Навеяно детскими рисунками. 


http://www.onlinedisk.ru/file/441454/ Снежный Вальс

http://www.onlinedisk.ru/file/441464/ Сказка

http://www.onlinedisk.ru/file/441479/ Серенький Волчок

----------


## Лев

> Навеяно детскими рисунками.


В чём пишешь? С нюансами не пробовал поработать? Звуки сами по себе чистенько звучат, но прямолинейно...

----------


## mutabaka

Прямолинейность тоже "нюанс".

"Серенький Волчок" послушай, пожалуйста.

Пишу в nTrack, треки наигрываю в аудио.

----------


## Лев

> "Серенький Волчок" послушай, пожалуйста.

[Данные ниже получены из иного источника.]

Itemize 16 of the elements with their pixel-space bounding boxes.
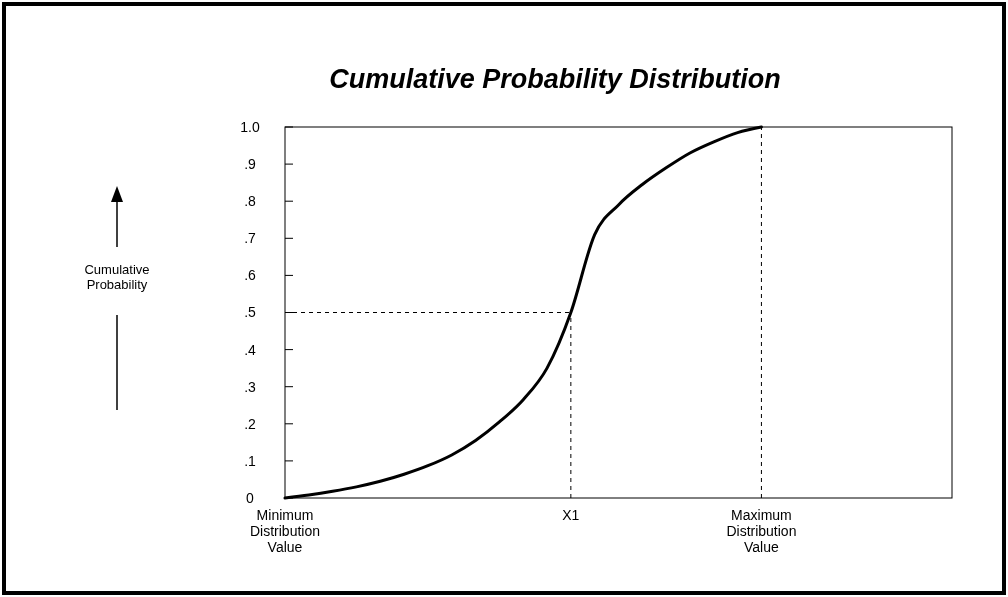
chart-title: Cumulative Probability Distribution [329,64,781,94]
y-tick-label: .6 [244,267,257,284]
y-tick-label: 1.0 [240,118,260,135]
x-tick-label: X1 [562,507,580,523]
y-tick-label: .3 [244,378,257,395]
y-tick-label: .1 [244,452,257,469]
x-tick-label: Minimum Distribution Value [249,507,321,555]
y-tick-label: .7 [244,230,257,247]
y-tick-label: .8 [244,193,257,210]
y-tick-label: .2 [244,415,257,432]
text: Cumulative Probability [84,262,150,292]
y-tick-label: .4 [244,341,257,358]
y-tick-label: .5 [244,304,257,321]
y-tick-label: 0 [246,489,255,506]
y-tick-label: .9 [244,156,257,172]
x-tick-label: Maximum Distribution Value [726,507,797,555]
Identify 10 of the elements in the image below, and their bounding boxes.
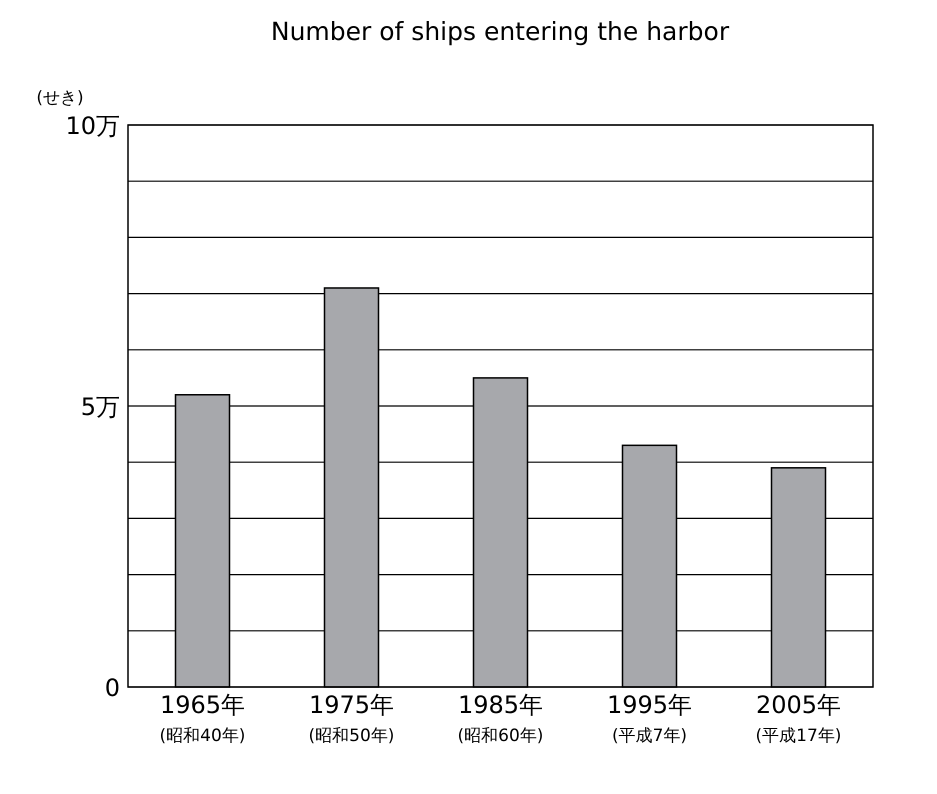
x-tick-label: 1995年 (平成7年): [606, 691, 692, 746]
x-tick-label: 2005年 (平成17年): [756, 691, 842, 746]
y-tick-label: 5万: [80, 393, 120, 421]
chart-title: Number of ships entering the harbor: [270, 17, 730, 46]
x-tick-label: 1985年 (昭和60年): [458, 691, 544, 746]
y-axis-title: (せき): [36, 88, 84, 108]
x-tick-label: 1965年 (昭和40年): [160, 691, 246, 746]
x-tick-label: 1975年 (昭和50年): [308, 691, 394, 746]
y-tick-label: 0: [104, 674, 120, 702]
y-tick-label: 10万: [65, 112, 120, 140]
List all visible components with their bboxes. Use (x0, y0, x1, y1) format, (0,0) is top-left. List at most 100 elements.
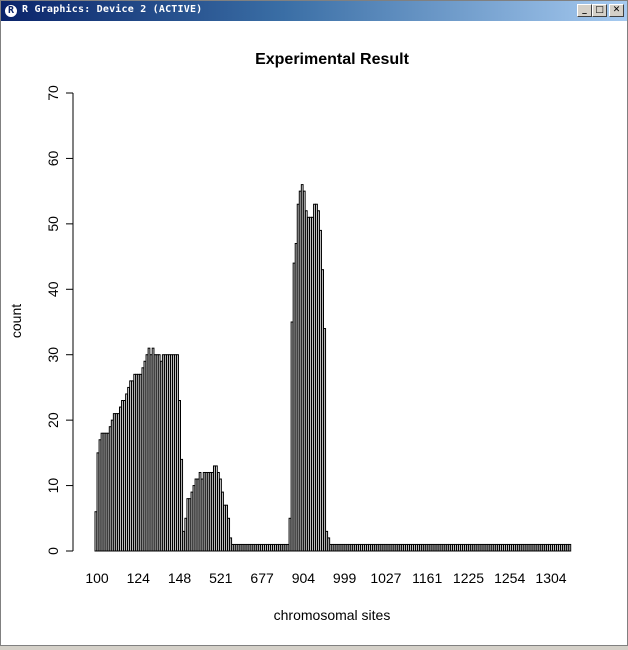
bar (149, 354, 153, 552)
bar (507, 543, 510, 552)
bar (245, 543, 249, 552)
bar (409, 543, 412, 552)
bar (319, 229, 322, 552)
bar (225, 504, 228, 552)
bar (182, 530, 186, 552)
x-tick-label: 999 (333, 570, 357, 586)
bar (166, 354, 169, 552)
bar (470, 543, 474, 552)
bar (415, 543, 418, 552)
y-tick-label: 30 (45, 347, 61, 363)
bar (262, 543, 265, 552)
bar (364, 543, 367, 552)
bar (394, 543, 398, 552)
bar (376, 543, 380, 552)
bar (499, 543, 502, 552)
maximize-button[interactable]: □ (592, 4, 607, 17)
bar (445, 543, 449, 552)
bar (329, 543, 333, 552)
x-tick-label: 521 (209, 570, 233, 586)
x-tick-label: 100 (85, 570, 109, 586)
bar (129, 380, 132, 552)
bar (247, 543, 251, 552)
bar (468, 543, 472, 552)
bar (496, 543, 500, 552)
bar (229, 537, 233, 552)
bar (259, 543, 263, 552)
bar (251, 543, 255, 552)
x-tick-label: 1225 (453, 570, 484, 586)
bars-group (94, 184, 572, 552)
y-tick-label: 60 (45, 150, 61, 166)
bar (188, 498, 192, 552)
bar (241, 543, 245, 552)
bar (231, 543, 235, 552)
bar (454, 543, 457, 552)
bar (300, 184, 304, 552)
bar (388, 543, 392, 552)
r-app-icon[interactable]: R (4, 4, 18, 18)
bar (321, 269, 325, 552)
bar (413, 543, 416, 552)
bar (537, 543, 541, 552)
bar (278, 543, 282, 552)
bar (347, 543, 351, 552)
bar (276, 543, 280, 552)
bar (184, 517, 188, 552)
bar (284, 543, 288, 552)
bar (382, 543, 386, 552)
window-title: R Graphics: Device 2 (ACTIVE) (22, 4, 203, 15)
x-tick-label: 677 (250, 570, 274, 586)
bar (143, 360, 147, 552)
bar (562, 543, 566, 552)
bar (294, 242, 298, 552)
bar (396, 543, 400, 552)
bar (135, 373, 139, 552)
bar (311, 216, 314, 552)
bar (221, 491, 224, 552)
bar (239, 543, 243, 552)
bar (462, 543, 465, 552)
bar (235, 543, 239, 552)
bar (431, 543, 435, 552)
bar (482, 543, 486, 552)
bar (168, 354, 171, 552)
bar (527, 543, 531, 552)
bar (172, 354, 175, 552)
title-bar[interactable]: R R Graphics: Device 2 (ACTIVE) _ □ ✕ (1, 1, 627, 21)
bar (405, 543, 408, 552)
bar (425, 543, 429, 552)
bar (341, 543, 345, 552)
bar (458, 543, 461, 552)
bar (351, 543, 355, 552)
bar (337, 543, 341, 552)
bar (423, 543, 427, 552)
bar (543, 543, 547, 552)
bar (208, 471, 212, 552)
close-button[interactable]: ✕ (609, 4, 624, 17)
bar (153, 354, 157, 552)
bar (492, 543, 496, 552)
bar (255, 543, 259, 552)
bar (223, 504, 226, 552)
bar (210, 471, 214, 552)
bar (443, 543, 447, 552)
bar (466, 543, 470, 552)
bar (402, 543, 406, 552)
bar (478, 543, 482, 552)
bar (392, 543, 396, 552)
bar (568, 543, 572, 552)
bar (233, 543, 237, 552)
bar (325, 530, 329, 552)
bar (509, 543, 512, 552)
bar (515, 543, 519, 552)
x-tick-label: 1254 (494, 570, 525, 586)
bar (368, 543, 371, 552)
bar (264, 543, 267, 552)
bar (535, 543, 539, 552)
bar (272, 543, 275, 552)
bar (163, 354, 167, 552)
bar (566, 543, 570, 552)
bar (474, 543, 478, 552)
minimize-button[interactable]: _ (577, 4, 592, 17)
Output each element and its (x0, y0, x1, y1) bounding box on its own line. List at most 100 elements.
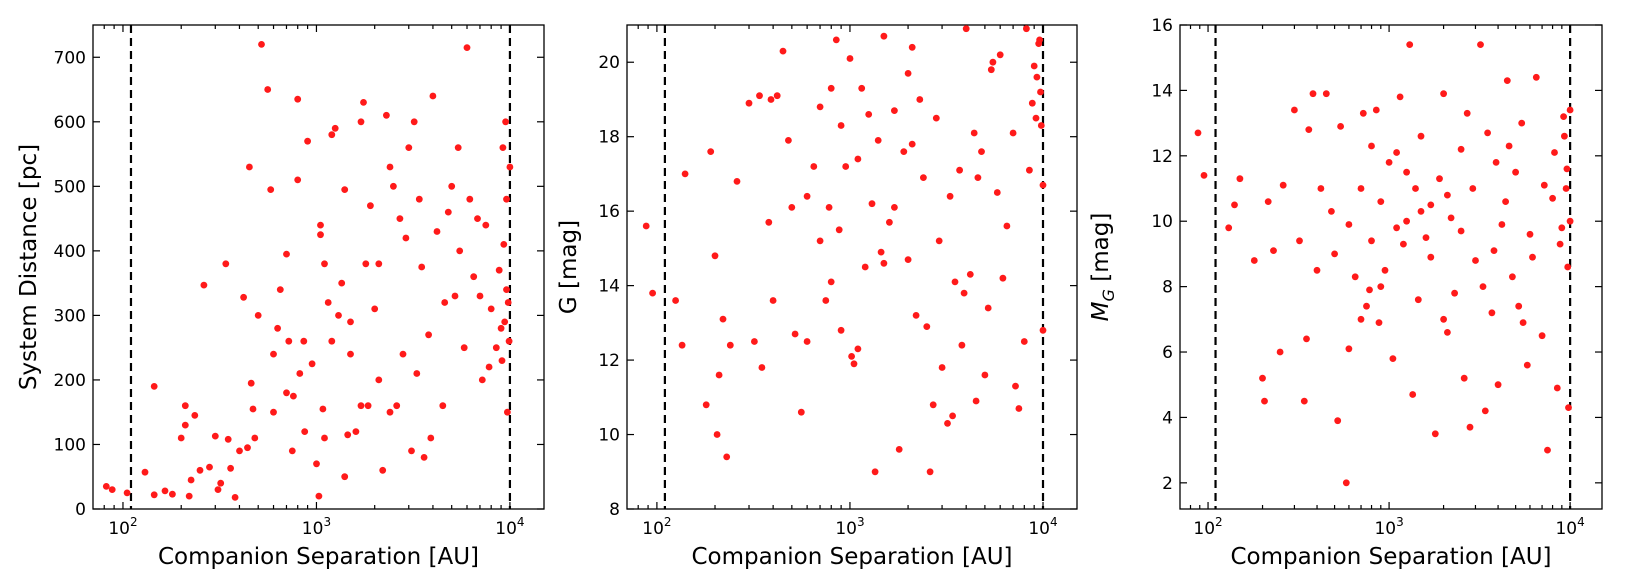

Понравилась композиция :Ok:  - очень интересна, существенно выше, ранее слышанных:smile:
Было бы лучше, если б ты размещал файлы на ресурсах, где можно слушать сразу. В силу нежелания ждать скачки, многие просто игнорируют этот процесс.
www.dump.ru www.realmusic.ru

----------


## mutabaka

Cпасибо за совет:smile:

----------


## mutabaka

http://www.realmusic.ru/mutabaka/
Сделал:smile:

----------


## Валерьевна

> Сделал


  :Ok:  :Aga: 




> Снежный Вальс


Не смогла послушать :frown:, а очень хочется  :Aga:  перезальёте?
Что на рисунке композиции "Верблюд и танк" ?
в музыке видится не детский рисунок, но звучит классно! :Ok:

----------


## mutabaka

Залил.
 Название строго по рисунку. Рисунок-то детский, а размышления над ним, понятно мои, недетские...
Спасибо.

----------


## Катюшасимф

не  получилось  скачать,  жаль.

----------


## КолЯна

у меня тоже не получается скачать

----------


## Nattaliia17

и  у меня не получается скачать(

----------


## МУРЁНКА

У меня тоже не скачивается....

----------